…Витя вспомнил, что люди в серых плащах на троллейбусной остановке толпятся для того, чтобы судить его, и решил отправиться пешком; но, обходя толпу стороной, он увидел в ней епископа в пухлом раздвоенном колпаке и понял, что избегать суда не имеет права…
А третий сон был вещий сон. На кухне из пустого электрического патрона лилась струйка нечистой воды, и Аня в утреннем халате, совершенно служебно ворча по поводу соседей, ставила на огонь воду для Витиной каши, и Витя замер, увидев ее совершенно черные пряди; он взял ее за плечи, пытаясь повернуть к себе, она не давалась, но Витя все-таки ухитрился на мгновение увидеть ее широкое и совершенно незнакомое лицо; она не делала ничего плохого — просто она была чужая, притворившаяся родной, и это было так ужасно, что Витя изо всех сил попытался закричать, но издал только сдавленное сипение.

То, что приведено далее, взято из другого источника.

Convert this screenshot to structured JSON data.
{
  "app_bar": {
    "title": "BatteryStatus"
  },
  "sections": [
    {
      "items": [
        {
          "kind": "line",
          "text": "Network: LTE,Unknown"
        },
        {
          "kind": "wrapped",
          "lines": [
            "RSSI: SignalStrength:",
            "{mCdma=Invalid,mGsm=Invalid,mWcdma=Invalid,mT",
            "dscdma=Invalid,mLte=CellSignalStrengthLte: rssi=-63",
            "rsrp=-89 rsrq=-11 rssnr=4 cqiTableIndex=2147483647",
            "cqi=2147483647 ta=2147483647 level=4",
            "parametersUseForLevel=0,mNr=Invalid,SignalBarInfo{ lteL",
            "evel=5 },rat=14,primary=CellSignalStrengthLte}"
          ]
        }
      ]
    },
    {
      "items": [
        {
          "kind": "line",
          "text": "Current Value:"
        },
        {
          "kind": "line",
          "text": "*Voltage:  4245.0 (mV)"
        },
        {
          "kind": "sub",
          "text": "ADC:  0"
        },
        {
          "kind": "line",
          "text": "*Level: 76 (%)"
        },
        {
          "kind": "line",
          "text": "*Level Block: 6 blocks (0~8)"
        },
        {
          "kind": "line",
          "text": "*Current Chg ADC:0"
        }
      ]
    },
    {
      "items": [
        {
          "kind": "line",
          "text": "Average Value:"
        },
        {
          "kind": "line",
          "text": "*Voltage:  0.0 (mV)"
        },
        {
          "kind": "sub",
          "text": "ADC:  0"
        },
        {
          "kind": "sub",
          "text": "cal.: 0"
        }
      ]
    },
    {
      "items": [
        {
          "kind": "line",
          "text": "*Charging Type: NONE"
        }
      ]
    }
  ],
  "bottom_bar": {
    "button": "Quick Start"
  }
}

Витя перестал узнавать Аню не тогда, когда у нее появились голубые — голубая кровь — мешки под глазами, а тогда, когда она начала подгонять его, чтобы он сделал совершенно бессмысленное дело — в четыреста тридцать четвертый раз позвонил старшему сыну и спросил, не появлялся ли там Юрка за те пятнадцать минут, которые прошли со времени предыдущего звонка. Да старший сын, разумеется, и сам тут же позвонил бы, но — “неужели это так трудно, я бы сама позвонила, только боюсь разрыдаться, ты этого хочешь?”, “неужели нельзя единственный раз пойти мне навстречу” — и тому подобное. Витя-то уже был вполне убежден, что Юрки нет в живых, ибо на этом свете он не мог представить место, из которого в течение стольких часов и дней было бы невозможно позвонить домой, и теперь мечтал об одном: скорей бы. А страшился уже исключительно за Аню. Однако от нее он ждал чего угодно — хоть самоубийства, но — чего-то крупного: с ее образом Порядочности были несовместимы истерическая раздражительность и несправедливость — ясно же, что позвонить ему нетрудно и что навстречу он ей шел вовсе не единственный раз, а просто-таки всегда, когда мог… На фоне мертвенной тоски в его душе все же нашла силы задрожать отдельная струнка тревоги, что, пожалуй, еще и эта надежнейшая скала — Аня — может повернуться к нему совершенно незнакомой стороной. Ее словесное неряшество заставило его повнимательнее вглядеться в ее внешний облик — кажется, он не удивился бы, внезапно обнаружив ее растрепанной. Но нет, прическа ее, как всегда, была само совершенство, зато в глаза ему бросилась обнаженная краснота ее век — не накрасилась, догадался он. Может быть, подготовилась плакать поопрятнее?.. Но тогда и за языком бы…
“Последить”, — этого Витя уже не позволил себе додумать: в принципе, мать, потерявшая сына, имеет право на все.
Старшему сыну не хотелось звонить еще и потому, что он разговаривал с отчетливой неприязнью — если не к тому, кто спрашивает, то к тому, о ком спрашивают: “Да живехонек он…” Но не придавать же значения подобным пустякам в такую минуту.
На этот раз старший сын, что было совершенно не в его правилах, сорвался как человек, окончательно потерявший терпение:
— Он наркоман, его поскорее надо в клинику сажать! Прежде всего не давать никаких денег. Те, что вы ему дали, он наверняка уже проторчал , главное, не давать новых. Он и мне пытался сесть на хвост … Взял с меня слово, что я вам не расскажу, но мне надоело тоже идти у него на поводу!
— А к Быстрову он не заходил? — зачем-то пролепетал Витя.
— Быстров сидит за кражу кассетника из машины. Вернется через два года.
— Зачем же он это сделал?.. Быстров?..
— На дозняк не хватило. А наш пытается соскочить с иглы . Он подсел на герыч , на героин, а хочет повмазываться джефом , это психостимулятор, на нем переломаться , а потом уже долбиться сонниками . Таковы его жизненные планы.
Жаргонные обороты старший сын выговаривал с особенной ненавистью.
Путь от “Слава богу, он жив!” до “Боже, какой позор, хорошо, что мама не дожила” Аня проделала на удивление скоро. “В чем же мы провинились?!.” — этот вопрос, к еще большему Витиному смятению, она задавала совершенно серьезно. “Что же нам еще предстоит?..” — ужасалась она, и здесь уже Витя, взявши полутора октавами выше, заголосил, что в такую минуту они вообще не имеют права думать о себе — ни о своем позоре, ни о своих страданиях: их сын попал в беду, он старается выкарабкаться, он в них нуждается, а потому они должны сделать все, что в их силах, — и так далее.